Today I will talk about gophers, specifically, the pocket gopher. This is one tough little critter, and one heck of a worker. I didn’t mind the countless mounds of dirt, seemingly everywhere. I was going to live and let live, right? Right.
You remember the old Bugs Bunny cartoons and his endless raids into Elmer Fudd’s garden. You remember how Bugs, underground, of course, would go right down a row of carrots, pulling them right down into his burrow? Didn’t even have to put himself in danger by going above ground, right? Right.
Something similar began to happen to my trees, especially the evergreens. I’d start noticing a color change from green to grayish, but would think little about it, as I had no idea what was happening. Finally the color would have changed so radically that I checked a little closer, and tugged on the small tree, which yet hadn’t reached even eighteen inches—up it came! Absolutely no root left, and it was surrounded by pocket gopher mounds! Well, evidently the gopher had eaten the root. Lost a few trees like that.
Pocket gophers are built for living mostly underground. They have claws, well, how do it describe them?
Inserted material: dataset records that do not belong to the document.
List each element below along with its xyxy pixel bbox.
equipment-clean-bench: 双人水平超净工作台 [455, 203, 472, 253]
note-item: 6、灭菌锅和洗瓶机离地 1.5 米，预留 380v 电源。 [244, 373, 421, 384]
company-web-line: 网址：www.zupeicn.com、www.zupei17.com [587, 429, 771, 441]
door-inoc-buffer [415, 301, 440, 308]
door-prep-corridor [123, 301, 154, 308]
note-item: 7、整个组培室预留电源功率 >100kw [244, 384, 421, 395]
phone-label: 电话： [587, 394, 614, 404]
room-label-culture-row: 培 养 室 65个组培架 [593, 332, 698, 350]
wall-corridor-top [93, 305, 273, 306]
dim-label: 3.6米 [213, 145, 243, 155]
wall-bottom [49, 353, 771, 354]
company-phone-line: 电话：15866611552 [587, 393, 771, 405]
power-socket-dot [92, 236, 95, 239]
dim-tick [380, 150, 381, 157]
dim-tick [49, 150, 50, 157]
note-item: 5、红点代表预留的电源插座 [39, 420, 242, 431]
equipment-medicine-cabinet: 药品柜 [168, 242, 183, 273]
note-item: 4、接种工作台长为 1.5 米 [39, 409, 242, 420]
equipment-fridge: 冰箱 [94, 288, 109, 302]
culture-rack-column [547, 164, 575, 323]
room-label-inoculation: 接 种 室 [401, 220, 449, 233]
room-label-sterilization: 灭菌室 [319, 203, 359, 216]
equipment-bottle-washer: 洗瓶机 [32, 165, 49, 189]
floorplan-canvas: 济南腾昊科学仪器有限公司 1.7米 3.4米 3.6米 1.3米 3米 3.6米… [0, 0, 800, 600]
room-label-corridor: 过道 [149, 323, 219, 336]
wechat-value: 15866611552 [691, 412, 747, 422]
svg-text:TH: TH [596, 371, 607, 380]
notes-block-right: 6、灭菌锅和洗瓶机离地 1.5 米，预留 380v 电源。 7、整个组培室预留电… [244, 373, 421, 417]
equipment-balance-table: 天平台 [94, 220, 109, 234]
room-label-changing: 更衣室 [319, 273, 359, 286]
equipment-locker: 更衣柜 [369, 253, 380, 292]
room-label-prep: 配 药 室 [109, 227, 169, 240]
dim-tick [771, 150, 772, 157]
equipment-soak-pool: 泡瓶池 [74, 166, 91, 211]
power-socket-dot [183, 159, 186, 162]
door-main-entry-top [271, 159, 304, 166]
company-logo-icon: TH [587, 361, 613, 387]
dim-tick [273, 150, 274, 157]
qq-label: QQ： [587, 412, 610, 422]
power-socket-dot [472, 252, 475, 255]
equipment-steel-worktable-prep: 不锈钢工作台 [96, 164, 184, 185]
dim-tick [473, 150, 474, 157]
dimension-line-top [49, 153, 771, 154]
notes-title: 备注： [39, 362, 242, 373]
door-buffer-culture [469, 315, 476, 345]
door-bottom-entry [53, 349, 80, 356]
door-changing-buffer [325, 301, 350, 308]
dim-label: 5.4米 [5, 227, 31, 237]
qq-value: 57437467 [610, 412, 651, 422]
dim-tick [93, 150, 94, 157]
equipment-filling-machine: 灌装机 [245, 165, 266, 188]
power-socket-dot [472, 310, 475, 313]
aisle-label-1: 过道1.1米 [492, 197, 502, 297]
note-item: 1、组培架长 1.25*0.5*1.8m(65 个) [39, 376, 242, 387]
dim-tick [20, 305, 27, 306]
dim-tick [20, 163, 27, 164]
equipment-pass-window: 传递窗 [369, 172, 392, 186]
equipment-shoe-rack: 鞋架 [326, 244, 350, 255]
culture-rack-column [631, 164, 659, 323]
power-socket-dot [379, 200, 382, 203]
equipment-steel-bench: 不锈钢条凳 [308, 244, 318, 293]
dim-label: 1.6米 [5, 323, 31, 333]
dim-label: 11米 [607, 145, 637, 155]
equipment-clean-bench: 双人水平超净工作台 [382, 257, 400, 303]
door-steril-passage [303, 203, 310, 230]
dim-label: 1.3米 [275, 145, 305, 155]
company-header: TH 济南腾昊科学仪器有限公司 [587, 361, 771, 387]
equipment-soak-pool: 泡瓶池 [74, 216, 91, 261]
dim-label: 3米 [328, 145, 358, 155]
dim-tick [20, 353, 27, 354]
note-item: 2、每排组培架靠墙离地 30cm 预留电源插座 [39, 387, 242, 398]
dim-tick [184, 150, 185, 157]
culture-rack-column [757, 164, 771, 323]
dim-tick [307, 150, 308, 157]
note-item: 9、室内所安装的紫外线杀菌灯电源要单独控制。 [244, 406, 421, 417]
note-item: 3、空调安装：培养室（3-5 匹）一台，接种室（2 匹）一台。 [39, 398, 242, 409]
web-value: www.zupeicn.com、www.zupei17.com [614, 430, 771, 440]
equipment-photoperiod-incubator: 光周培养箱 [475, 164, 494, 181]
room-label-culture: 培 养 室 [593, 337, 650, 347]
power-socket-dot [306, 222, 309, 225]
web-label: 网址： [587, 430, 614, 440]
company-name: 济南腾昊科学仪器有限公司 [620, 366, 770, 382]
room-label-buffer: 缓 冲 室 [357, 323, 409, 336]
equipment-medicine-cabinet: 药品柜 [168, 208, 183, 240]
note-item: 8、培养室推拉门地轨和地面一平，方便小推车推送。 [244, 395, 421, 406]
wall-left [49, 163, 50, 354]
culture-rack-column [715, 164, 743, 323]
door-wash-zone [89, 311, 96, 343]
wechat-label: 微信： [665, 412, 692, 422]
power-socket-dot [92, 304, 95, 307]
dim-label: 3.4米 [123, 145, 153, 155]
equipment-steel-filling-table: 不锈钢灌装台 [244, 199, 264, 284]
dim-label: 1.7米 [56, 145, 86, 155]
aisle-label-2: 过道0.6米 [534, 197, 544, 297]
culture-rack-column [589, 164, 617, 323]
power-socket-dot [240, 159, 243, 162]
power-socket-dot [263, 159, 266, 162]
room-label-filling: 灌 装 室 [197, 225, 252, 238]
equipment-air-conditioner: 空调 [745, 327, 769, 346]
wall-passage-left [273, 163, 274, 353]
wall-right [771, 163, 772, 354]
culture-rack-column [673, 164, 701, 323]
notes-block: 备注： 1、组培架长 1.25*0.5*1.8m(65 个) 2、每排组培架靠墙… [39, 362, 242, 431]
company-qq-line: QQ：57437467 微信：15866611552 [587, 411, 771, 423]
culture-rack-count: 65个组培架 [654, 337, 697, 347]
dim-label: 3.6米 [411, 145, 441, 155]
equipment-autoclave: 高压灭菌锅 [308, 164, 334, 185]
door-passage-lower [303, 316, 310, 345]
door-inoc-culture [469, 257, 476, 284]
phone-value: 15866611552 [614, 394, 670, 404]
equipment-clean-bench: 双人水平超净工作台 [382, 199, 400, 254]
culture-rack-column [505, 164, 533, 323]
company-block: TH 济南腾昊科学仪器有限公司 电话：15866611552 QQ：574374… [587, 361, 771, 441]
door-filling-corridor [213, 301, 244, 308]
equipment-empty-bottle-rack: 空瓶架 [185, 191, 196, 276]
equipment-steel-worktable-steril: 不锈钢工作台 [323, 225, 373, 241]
The middle claw is longest, about one inch, and reminiscent of your middle finger. And they have teeth—you guessed it: Two large front incisors just like our old pal Bugs Bunny. With claws and teeth like those you don’t want to let it get a hold of you.
Anyway, these little fellow don’t spend much time above ground, only if they want to travel overland to new territory…but why on earth would they want to leave me? So, I had no choice but to trap them, and not with a Havahart trap just to release them somewhere else. No, there was only one answer for these guys: A trap called the “Death-Clutch.”
Except I didn’t have any. I had them back on the farm fifty years ago, where us local kids trapped those gophers for a $0.25 bounty, but those traps all went somewhere by the wayside. Strange how all things one once had will disappear, but that subject is for another blog posting.
But Henry Field Seed & Nursery had them. I ordered four, and for the rest of that summer and the next I took over one hundred pocket gophers off my seven acres. It was kind of fun actually. I would go out in the morning before work, set them (and they can snap your fingers if you aren’t careful) and then after work I would check them, remove the catches, find a fresh mound and reset for the next day.
I’ve been saying “mounds” without explaining what I mean. It would be a mound of dirt, thrown out of the hole from the endless tunneling. I’ve seen them at work at a still-open hole. They bring up an armful of dirt and push it out, and so grows the mound, from about a gallon in size to several gallons.
When trapping I would scrape the mound flat. There’s always/usually a slight depression where the actual hole is. That I would dig out and place the trap in. But sometimes that gopher would plug the hole so well that I could not find it. So I’d have to go to the next mound, or start looking for another series of mounds. I’ve seen up to a dozen mounds from just one gopher.
The thing that was fun was the hiking and seeing nature. I didn’t like dispatching the little critters, and sometimes that old “Death-Clutch” did not finish them, or they would be caught just by the foot, and I would pull them out of the hole and they would come out fighting mad. Oh, yes, as I said, they were tough little critters, and then I would have to dispatch them with a club. And I’m sorry about that. I would always stand for a few seconds in silence, for taking the life of another living thing.
My trees, though, are now safe, at least from the deer and pocket gophers. But there’s still possible drought, hell-bending wind, insects, disease, but I guess that’s what life is about: A never-ending battle.